Naturally, if the systems have different CPU, in traditional paradigm the executable code is composed of machine-code instruction, but even with identical CPU's the executables are usually incompatible. Different classes of OS use very different approaches, different file formats.
Programming platforms based on intermediate byte code are different. For example, I run my .NET programs (if they are written using some standard sub-set of API (in practice, well beyond)) on Windows and Linux. Executable files are built into intermediate code (CIL) and compiled in machine code on every target machine during execution using mechanism called Just-In-Time compilation (JIT). See
http://en.wikipedia.org/wiki/.NET_Framework[
^],
http://en.wikipedia.org/wiki/Just-in-time_compilation[
^].
Java machine also makes compiled Java code platform-independent:
http://en.wikipedia.org/wiki/Just-in-time_compilation[
^].
There are other platforms based on similar approaches, mostly historical.

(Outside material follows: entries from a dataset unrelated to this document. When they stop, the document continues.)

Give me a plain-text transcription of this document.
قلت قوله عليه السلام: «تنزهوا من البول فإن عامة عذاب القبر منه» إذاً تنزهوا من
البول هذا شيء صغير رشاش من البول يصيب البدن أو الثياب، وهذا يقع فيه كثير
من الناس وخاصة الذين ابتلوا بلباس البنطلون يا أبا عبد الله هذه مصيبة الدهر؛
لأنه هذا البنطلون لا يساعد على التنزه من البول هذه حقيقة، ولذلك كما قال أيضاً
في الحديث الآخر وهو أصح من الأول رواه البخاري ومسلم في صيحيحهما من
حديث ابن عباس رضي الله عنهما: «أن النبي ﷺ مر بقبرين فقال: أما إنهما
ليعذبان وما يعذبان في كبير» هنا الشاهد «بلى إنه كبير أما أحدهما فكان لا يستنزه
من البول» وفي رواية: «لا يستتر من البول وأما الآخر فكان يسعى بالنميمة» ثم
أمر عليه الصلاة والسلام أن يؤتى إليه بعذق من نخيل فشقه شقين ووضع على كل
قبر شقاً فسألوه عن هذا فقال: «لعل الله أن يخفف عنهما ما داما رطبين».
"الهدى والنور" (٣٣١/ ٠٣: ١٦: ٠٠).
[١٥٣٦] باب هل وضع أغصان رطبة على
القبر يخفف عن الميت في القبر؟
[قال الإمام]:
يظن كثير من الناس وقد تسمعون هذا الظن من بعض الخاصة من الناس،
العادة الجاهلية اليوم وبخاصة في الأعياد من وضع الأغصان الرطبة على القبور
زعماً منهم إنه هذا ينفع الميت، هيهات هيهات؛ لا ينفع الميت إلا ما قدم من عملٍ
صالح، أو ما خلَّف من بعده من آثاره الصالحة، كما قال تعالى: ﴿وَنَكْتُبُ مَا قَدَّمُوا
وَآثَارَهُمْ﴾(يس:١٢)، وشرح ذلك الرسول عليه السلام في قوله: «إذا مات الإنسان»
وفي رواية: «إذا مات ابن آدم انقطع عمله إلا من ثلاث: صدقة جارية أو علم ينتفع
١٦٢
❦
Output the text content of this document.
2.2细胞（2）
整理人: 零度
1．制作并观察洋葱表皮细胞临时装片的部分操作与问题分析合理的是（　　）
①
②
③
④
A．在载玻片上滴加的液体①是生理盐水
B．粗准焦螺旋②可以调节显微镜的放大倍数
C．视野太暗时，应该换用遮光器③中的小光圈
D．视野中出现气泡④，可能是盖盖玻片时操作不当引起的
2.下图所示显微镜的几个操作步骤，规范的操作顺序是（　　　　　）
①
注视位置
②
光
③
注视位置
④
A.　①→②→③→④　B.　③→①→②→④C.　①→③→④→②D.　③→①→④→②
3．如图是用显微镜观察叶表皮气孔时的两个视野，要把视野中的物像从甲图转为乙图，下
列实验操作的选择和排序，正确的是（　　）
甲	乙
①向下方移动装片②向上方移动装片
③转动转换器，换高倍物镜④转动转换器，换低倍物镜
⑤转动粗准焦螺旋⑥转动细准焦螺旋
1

It's hard to say if platform-independent technologies are taking over or not, but they certainly grow quite aggressively.
By the way, you should not assume you don't use API. Eventually you do. How do you do input/output? Even with file system of console, this is done through OS API. Theoretically speaking, a DLL (or Shared Library) could present purely data and calculations, without any API calls, but in real life this is unlikely. Even in this case, DLL's executable files are incompatible.